NHS England explains in its reports that the list of care homes includes “a small number of eligible care homes that are currently undergoing an outbreak and cannot be visited by a vaccination team, as determined by the local government public health team.”
Nursing homes have been at the top of the vaccine priority list since it was drawn up by the JCVI (Joint Committee on Vaccination and Vaccination) last year.
Statistics released by NHS England up to March 21 last week show that in some parts of London only 80 percent of residents of their care homes have been vaccinated.
The lowest area in the country was Hackney (80.2 percent), followed by Lewisham (84.3 percent), both of which are in the capital.
In about 13 other areas, less than 90 percent of the residents of their care homes have been vaccinated.
Getting vaccines to the homes started slowly because the Pfizer shot, which initially needed to be stored at -70 ° C and not easily transported, was the only one available until early January.
The fact that it came in large quantities of about 1,000 doses and had to be used soon after thawing meant it couldn’t be divided into small deliveries, so it was usually reserved for large urban vaccination centers.
The puncture approval from Oxford and AstraZeneca on January 4 meant that the rollout could be monumental accelerated as it can be stored at room temperature for a long time.
While the vaccination of nursing home residents has been largely successful, attempts to immunize the staff in the homes have not been successful.
Ministers are now considering legislating for nursing home staff to receive a Covid vaccine because admission rates are so low that they could put the elderly at risk.
Only 76.6 percent of nursing home workers have taken advantage of the vaccine offerings in England so far.
But the admission rate varies wildly across the country, with six areas handing out injections to less than 60 percent of their care home workers.

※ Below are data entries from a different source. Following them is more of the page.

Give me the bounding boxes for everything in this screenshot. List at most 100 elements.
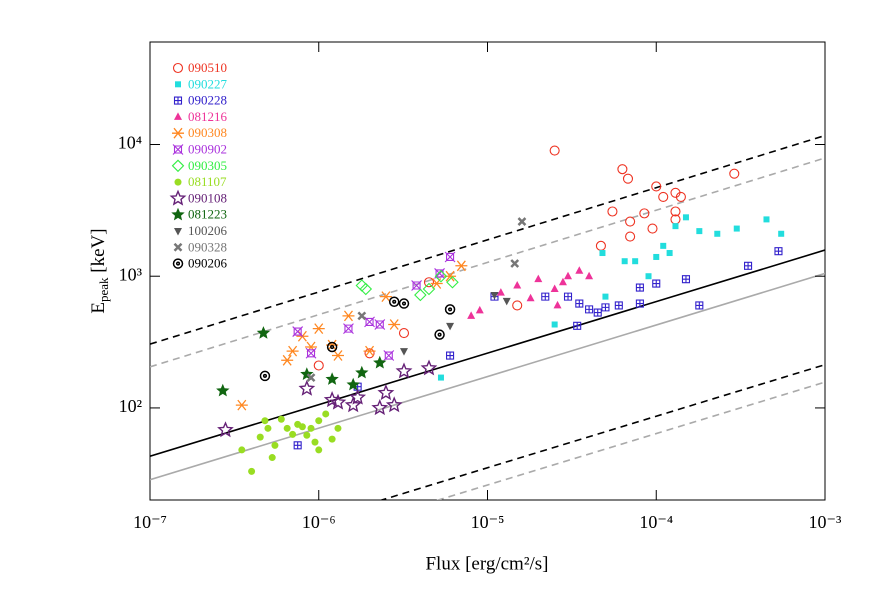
point: [602, 293, 609, 300]
point: [256, 326, 271, 339]
point: [729, 168, 740, 179]
point: [377, 384, 395, 401]
point: [414, 288, 427, 302]
point: [695, 301, 704, 310]
point: [744, 261, 753, 270]
point: [315, 417, 323, 425]
y-axis-label: Epeak [keV]: [88, 228, 111, 313]
point: [502, 297, 511, 306]
point: [593, 308, 602, 317]
legend-marker: [172, 144, 184, 155]
point: [331, 350, 344, 361]
legend-label: 081216: [188, 109, 228, 124]
point: [526, 293, 535, 302]
point: [475, 305, 484, 314]
point: [681, 275, 691, 284]
point: [315, 446, 323, 454]
point: [379, 291, 392, 303]
point: [322, 410, 330, 418]
point: [364, 316, 375, 328]
legend-marker: [173, 242, 183, 252]
point: [675, 191, 686, 202]
point: [259, 370, 271, 382]
y-tick-label: 10³: [119, 264, 143, 284]
point: [647, 223, 658, 234]
point: [385, 396, 403, 413]
point: [599, 250, 606, 257]
legend-marker: [172, 258, 184, 269]
legend-label: 090227: [188, 76, 228, 91]
point: [513, 281, 522, 289]
y-label-sub: peak: [96, 277, 111, 302]
point: [550, 284, 559, 292]
point: [434, 269, 448, 283]
model-line: [150, 134, 825, 345]
point: [645, 273, 652, 280]
point: [541, 292, 550, 301]
point: [553, 300, 562, 309]
point: [277, 415, 285, 423]
point: [585, 305, 594, 314]
legend-label: 081223: [188, 207, 227, 222]
point: [334, 424, 342, 432]
point: [682, 214, 689, 221]
point: [651, 181, 662, 192]
point: [298, 423, 306, 431]
x-axis-label: Flux [erg/cm²/s]: [425, 553, 548, 574]
legend-label: 090328: [188, 239, 227, 254]
point: [658, 191, 669, 202]
point: [635, 299, 644, 308]
point: [422, 282, 436, 296]
point: [289, 430, 297, 438]
point: [235, 399, 248, 411]
point: [357, 311, 367, 321]
point: [575, 299, 584, 308]
point: [635, 283, 644, 292]
point: [652, 279, 661, 288]
point: [344, 396, 362, 413]
point: [558, 277, 567, 286]
point: [444, 304, 456, 315]
x-tick-label: 10⁻⁵: [471, 512, 505, 532]
point: [306, 373, 316, 382]
point: [549, 145, 560, 156]
legend-label: 100206: [188, 223, 228, 238]
point: [517, 217, 527, 226]
point: [446, 275, 459, 289]
legend-label: 090206: [188, 256, 228, 271]
point: [305, 341, 318, 353]
point: [355, 365, 369, 379]
point: [573, 321, 582, 330]
point: [268, 454, 276, 462]
point: [778, 230, 785, 237]
plot-frame: [149, 41, 826, 501]
point: [625, 231, 636, 242]
point: [733, 225, 740, 232]
point: [343, 323, 354, 335]
point: [325, 372, 339, 385]
point: [395, 362, 413, 379]
point: [714, 230, 721, 237]
point: [349, 388, 367, 405]
point: [534, 274, 543, 283]
point: [264, 424, 272, 432]
x-tick-label: 10⁻⁶: [302, 512, 336, 532]
point: [496, 288, 505, 296]
point: [399, 348, 408, 356]
point: [323, 391, 341, 408]
point: [563, 292, 573, 301]
legend-label: 090902: [188, 141, 227, 156]
point: [359, 282, 373, 296]
point: [313, 360, 324, 371]
point: [238, 446, 246, 454]
model-line: [150, 272, 825, 481]
point: [371, 399, 389, 416]
point: [363, 345, 376, 357]
point: [653, 253, 660, 260]
legend-marker: [175, 81, 181, 88]
point: [383, 350, 395, 361]
legend-label: 081107: [188, 174, 227, 189]
point: [217, 421, 234, 438]
point: [398, 298, 410, 309]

Only 404 of Lambeth in 898 eligible nursing home workers in London accepted the invitation for a vaccine – an admission rate of just 45 percent.
Four of the other five areas were also located in London: Wandsworth (55.8 percent), Camden (58.6 percent), Hackney (59.1 percent) and Redbridge (59.2 percent).
The hesitant vaccination has led the government to consider making injections compulsory for healthcare providers.
Pete Calveley, CEO of Barchester Healthcare which already has a controversial ‘no jab no job’ policy, said his staff have a ‘duty’ to get the Covid vaccine to protect their residents from Covid.
He said the human rights of people living in nursing homes are at stake and that staff should protect them.
The company was one of the first to announce that it would not be hiring new caregivers who have not been vaccinated and that all existing staff should be given a shot by the end of April.
Reluctance is believed to be high among healthcare workers as many of them come from low-income or less educated households, or from black or ethnic minorities. All of these groups are known to be more likely to refuse a vaccine.
Matt Hancock admitted Monday that mandatory vaccination was “something we’re looking at” and claimed that “many” nursing homes have backed the proposal.
He scolded caregivers who declined their injections and warned that they have “a duty of care not to pass the disease on” to vulnerable residents.
His comments came after a leaked document submitted to the Covid Operations Cabinet committee showed that Mr. Hancock and Boris Johnson had both agreed to mandatory injections for health personnel.
Mr. Hancock told LBC, “This one hasn’t been decided on yet, but it’s something we’re looking at.
“Because people who care for the elderly in care homes, who we know are most vulnerable to Covid, they have a duty of care not to transmit the disease, and that’s a reasonable question.”
He said that ‘many’ nursing homes had asked for this, adding, “A legal change is needed and, as you can see, I am open to it, but no final decision has been made yet.”